(1929) Les Méfaits de l’instruction publique (1972) « 7. L’instruction publique contre le progrès » pp. 50-56

7. L’instruction publique contre le progrès

Un beau titre. Et qui a meilleure façon que le reste, pensez-vous. Il faut avouer qu’avec ce je ne sais quoi de déclamatoire, de… journalistique, de bedonnant creux, cela vous a un petit air démocratique, hé ! hé !… et d’ailleurs, vous aimez les idées généreuses, n’est-ce pas ? J’en étais sûr.

Cependant j’ai peur que mon progrès ne soit pas le vôtre, et même que sa nature ne l’entraîne dans une direction tout opposée.

C’est très malin d’avoir inventé un instrument de progrès : encore faut-il le mettre en marche. Et où le conduire ? Il y a beaucoup de routes, mais vous n’aimez pas le risque, vous préférez le surplace. Ainsi l’instruction publique s’est arrêtée aux environs de 1880 et depuis lors n’a guère bougé. Le moteur n’en continue pas moins de consommer, ronfler et de tout empester. Et peu à peu le public perçoit que « l’instrument de progrès » n’est qu’un camouflage à l’abri duquel on distille du radicalisme intégral. On me fera observer que beaucoup des servants de la machine sont socialistes ou conservateurs : voilà qui ne change pas le rendement, j’imagine, ni la nature des produits excrétés.

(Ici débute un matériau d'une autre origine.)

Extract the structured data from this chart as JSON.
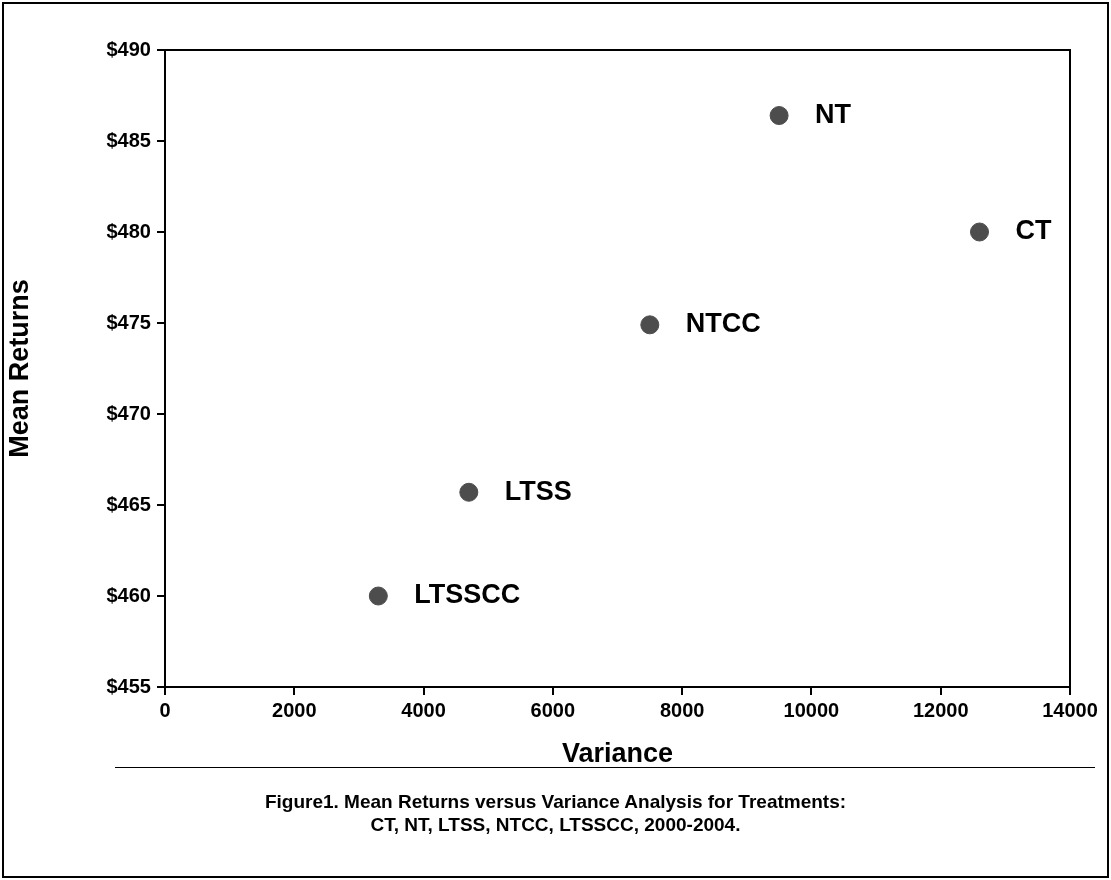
{
  "chart_data": {
    "type": "scatter",
    "title": "Figure1. Mean Returns versus Variance Analysis for Treatments:\nCT, NT, LTSS, NTCC, LTSSCC, 2000-2004.",
    "xlabel": "Variance",
    "ylabel": "Mean Returns",
    "x": [
      9500,
      12600,
      7500,
      4700,
      3300
    ],
    "series": [
      {
        "color": "#4d4d4d",
        "values": [
          486.4,
          480,
          474.9,
          465.7,
          460
        ]
      }
    ],
    "annotations": [
      {
        "text": "NT",
        "x": 9500,
        "y": 486.4
      },
      {
        "text": "CT",
        "x": 12600,
        "y": 480
      },
      {
        "text": "NTCC",
        "x": 7500,
        "y": 474.9
      },
      {
        "text": "LTSS",
        "x": 4700,
        "y": 465.7
      },
      {
        "text": "LTSSCC",
        "x": 3300,
        "y": 460
      }
    ],
    "xlim": [
      0,
      14000
    ],
    "xticks": [
      0,
      2000,
      4000,
      6000,
      8000,
      10000,
      12000,
      14000
    ],
    "ylim": [
      455,
      490
    ],
    "yticks": [
      {
        "value": 455,
        "label": "$455"
      },
      {
        "value": 460,
        "label": "$460"
      },
      {
        "value": 465,
        "label": "$465"
      },
      {
        "value": 470,
        "label": "$470"
      },
      {
        "value": 475,
        "label": "$475"
      },
      {
        "value": 480,
        "label": "$480"
      },
      {
        "value": 485,
        "label": "$485"
      },
      {
        "value": 490,
        "label": "$490"
      }
    ],
    "grid": false,
    "legend": false,
    "marker": "circle"
  }
}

On forme nos gosses, dès l’âge de 6 ans, à ne se point poser de questions dont ils n’aient appris par cœur la réponse. Regardez un écolier préparer ses devoirs, c’est frappant : il apprend les questions aussi bien que les réponses. J’avoue que je trouve ça très fort : avoir obtenu un conformisme de la curiosité. Il est vrai qu’il ne fallait pas moins pour assurer la sécurité d’un régime établi dans des fauteuils ; car un peuple d’électeurs fantaisistes serait parfois tenté de retirer brusquement ces sièges, farce connue et qui ridiculise à coup sûr sa victime.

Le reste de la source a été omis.